Facing such harsh fiscal reality, the Assn. of Latin American Gardeners--an organization formed at least partly in reaction to the ban--is asking the city for a one-year delay in the ordinance’s implementation. Gardeners will use the time to work with leaf blower manufacturers to try to come up with a machine that is quieter and less polluting.

That is an eminently reasonable request, and for Riordan or the City Council not to go along with it would be both rigid and insulting. These are the same politicians who, in even the worst drought years, keep city water rates low so suburbanites can water their lawns. They should show the same flexibility with the people who mow those lawns.

Advertisement

In fact, I’ve been struck--nay, appalled--at the number of homeowners quoted in newspaper and television reports on the blower ban who have suggested using garden hoses as a quieter means of rapidly cleaning up leaves and grass cuttings.

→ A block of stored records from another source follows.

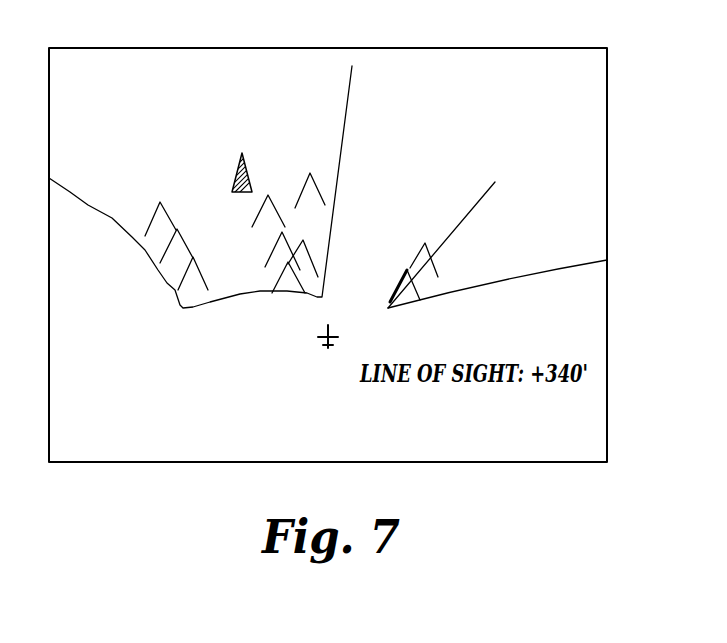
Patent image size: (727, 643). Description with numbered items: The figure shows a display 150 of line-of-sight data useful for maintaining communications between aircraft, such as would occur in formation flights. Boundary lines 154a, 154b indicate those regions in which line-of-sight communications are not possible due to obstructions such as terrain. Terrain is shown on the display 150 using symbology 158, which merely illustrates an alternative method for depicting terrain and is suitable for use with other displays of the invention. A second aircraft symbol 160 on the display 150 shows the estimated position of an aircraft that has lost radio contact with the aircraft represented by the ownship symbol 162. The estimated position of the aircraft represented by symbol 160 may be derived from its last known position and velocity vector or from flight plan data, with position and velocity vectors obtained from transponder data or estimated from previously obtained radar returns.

The display 150 is at (337, 48).
The boundary line 154a is at (143, 250).
The boundary line 154b is at (442, 295).
The symbology 158 is at (168, 214).
The second aircraft symbol 160 is at (249, 171).
The ownship symbol 162 is at (330, 331).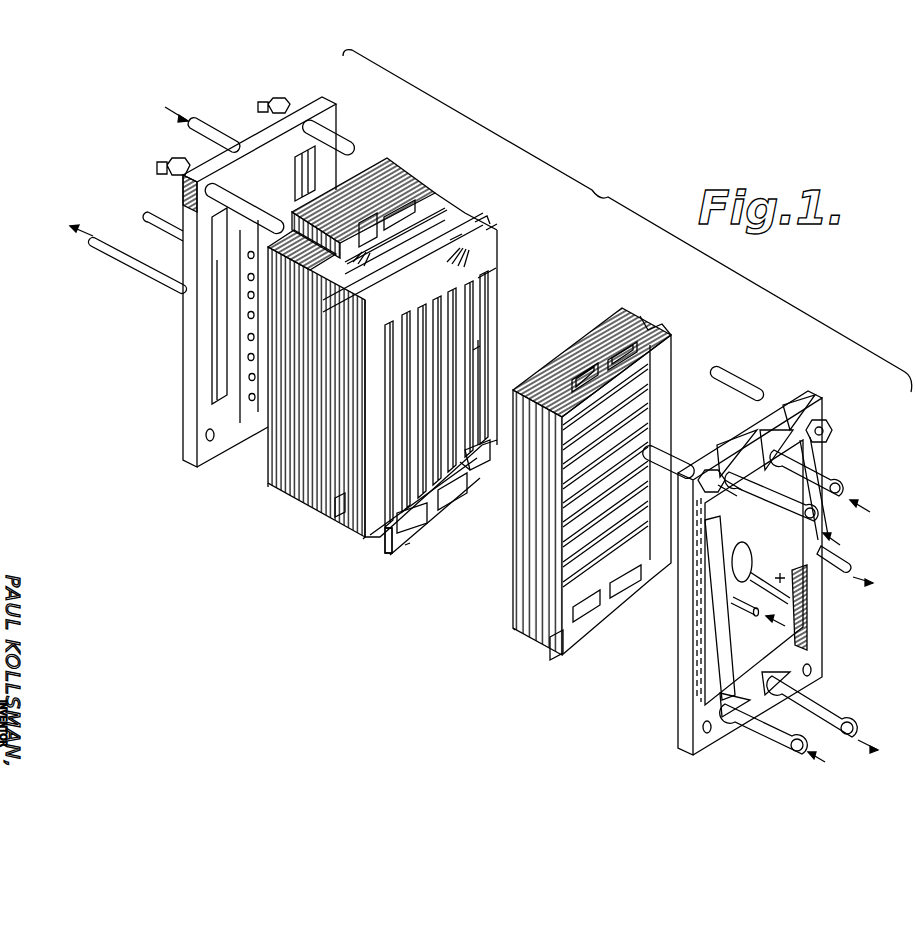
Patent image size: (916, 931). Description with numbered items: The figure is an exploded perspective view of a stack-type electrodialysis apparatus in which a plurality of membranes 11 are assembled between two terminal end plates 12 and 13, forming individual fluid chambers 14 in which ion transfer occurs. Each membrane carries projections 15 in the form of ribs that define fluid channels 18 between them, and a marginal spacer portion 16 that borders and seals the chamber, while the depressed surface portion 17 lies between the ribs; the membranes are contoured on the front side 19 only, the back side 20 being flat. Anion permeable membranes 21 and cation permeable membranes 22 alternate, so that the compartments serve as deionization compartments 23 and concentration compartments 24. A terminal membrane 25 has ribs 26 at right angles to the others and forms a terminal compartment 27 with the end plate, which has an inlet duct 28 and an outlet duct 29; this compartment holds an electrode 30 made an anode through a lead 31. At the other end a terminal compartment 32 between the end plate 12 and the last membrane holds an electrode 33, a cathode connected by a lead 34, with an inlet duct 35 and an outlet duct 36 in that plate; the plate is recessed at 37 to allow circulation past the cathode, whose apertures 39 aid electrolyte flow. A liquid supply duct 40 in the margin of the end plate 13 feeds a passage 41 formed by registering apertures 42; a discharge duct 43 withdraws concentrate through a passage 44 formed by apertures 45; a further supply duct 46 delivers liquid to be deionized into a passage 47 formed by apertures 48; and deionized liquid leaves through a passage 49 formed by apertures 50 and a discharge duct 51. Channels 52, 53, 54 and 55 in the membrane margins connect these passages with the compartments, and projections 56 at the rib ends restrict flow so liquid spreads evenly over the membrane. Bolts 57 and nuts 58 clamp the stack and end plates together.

Don’t they realize Los Angeles sits on the edge of a desert? Water is the single most precious commodity needed to sustain life here. Given a choice between wasting it on leaf-strewn sidewalks and tolerating leaf blowers, I’ll take the noise.

And I haven’t heard any of the City Council members who voted for the leaf blower ban reminding homeowners that an ordinance was passed during our last serious drought that banned using water hoses to clean sidewalks.

What troubles me most about this controversy is the unspoken assumption that too often lurks around the edges of seemingly mundane municipal issues like water rates. Somehow the concerns of working people who are trying to do their jobs as quickly and efficiently as possible are never quite so important as keeping residential homeowners happy.

I am not suggesting that there is villainy or even bigotry at work here. But it illustrates a cavalier attitude too many Angelenos share with other residents of the American West. We build great cities in one of the most inhospitable parts of the world and then take for granted the people and resources that make it possible for us to live here so comfortably.